Now, in the run() method of the code above, you can trigger certain actions when the fail point is turned on:

        virtual bool run(const string& badns, BSONObj& cmdObj, int, string& errmsg, BSONObjBuilder& result, bool) {
            // IMPORTANT: Don't put anything in here that might lock db - including authentication
            if (MONGO_FAIL_POINT(pingPongPoint)) {
                result.append("pong", 1.0);
            return true;

Now recompile the database. By default, mongod doesn’t allow failpoints to be run. To even allow the possibility of fail points being triggered, you have to run mongod with the --setParameter enableTestCommands=1 option.

$ ./mongod --setParameter enableTestCommands=1

Note: as of this writing, you cannot enable failpoints with the setParameter command, you must start the database with this option.

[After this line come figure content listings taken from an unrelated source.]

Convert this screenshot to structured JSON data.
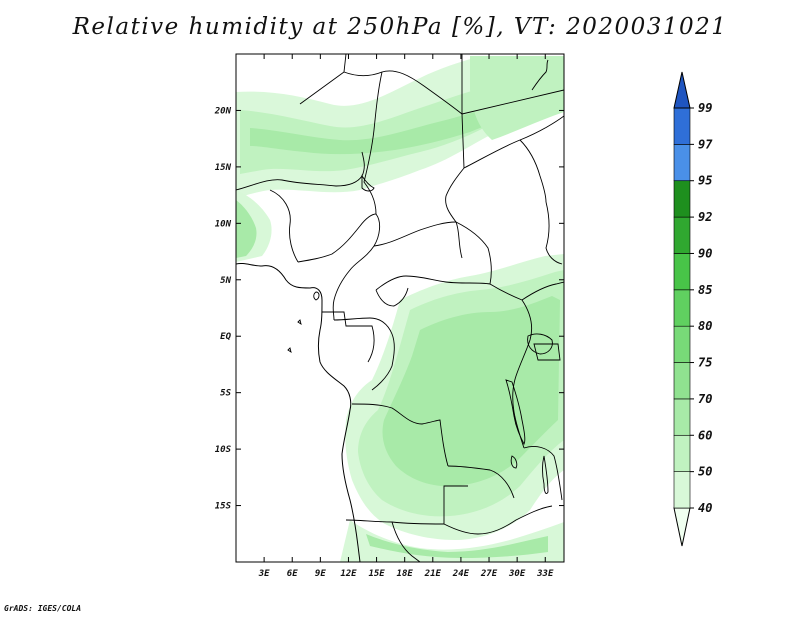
{
  "title": "Relative humidity at 250hPa [%], VT: 2020031021",
  "credit": "GrADS: IGES/COLA",
  "map": {
    "lon_range": [
      0,
      35
    ],
    "lat_range": [
      -20,
      25
    ],
    "lon_ticks": [
      "3E",
      "6E",
      "9E",
      "12E",
      "15E",
      "18E",
      "21E",
      "24E",
      "27E",
      "30E",
      "33E"
    ],
    "lat_ticks": [
      "20N",
      "15N",
      "10N",
      "5N",
      "EQ",
      "5S",
      "10S",
      "15S"
    ]
  },
  "colorbar": {
    "levels": [
      "40",
      "50",
      "60",
      "70",
      "75",
      "80",
      "85",
      "90",
      "92",
      "95",
      "97",
      "99"
    ],
    "colors": [
      "#f0fff0",
      "#d8f8d8",
      "#c0f2c0",
      "#a8eaa8",
      "#90e290",
      "#78da78",
      "#60d060",
      "#48c448",
      "#30a830",
      "#1e8f1e",
      "#4a90e8",
      "#2f6fd8",
      "#1f55c0"
    ]
  }
}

The failpoint still isn’t turned on, so if you run db.runCommand({ping:1}), you can see that there’s still just the “ok” field. You can enable the fail point with the configureFailPoint command:

> db.adminCommand({"configureFailPoint" : 'pingPongPoint', "mode" : 'alwaysOn'})
{ "ok" : 1 }
> db.runCommand({ping:1})
{ "pong" : 1, "ok" : 1 }
> db.adminCommand({"configureFailPoint" : 'pingPongPoint', "mode" : 'off'})
{ "ok" : 1 }
> db.runCommand({ping:1})
{ "ok" : 1 }

Possible modes are "alwaysOn", "off", and {"times" : 37} (which would be on for the next 37 times the fail point is hit… obviously the value for “times” is configurable).

This is a derpy example, but I’ve found it super helpful for debugging concurrency issues where I need to force a thread to block until another thread has done something. You can do that with something like:

while (MONGO_FAIL_POINT(looper)) {

If you wanted to merely delay something, say, immitate a slow connection, you can use MONGO_FAIL_POINT_BLOCK to pass in information:

MONGO_FAIL_POINT_BLOCK(pingPongPoint, myDelay) {
    const BSONObj& data = myDelay.getData();

Then you’d pass in a delay as so:

> db.adminCommand({"configureFailPoint" : 'pingPongPoint', "mode" : 'alwaysOn', "data" : {"delay" : 5}})
{ "ok" : 1 }

Now, if you run the ping command, it’ll take 5 seconds to return.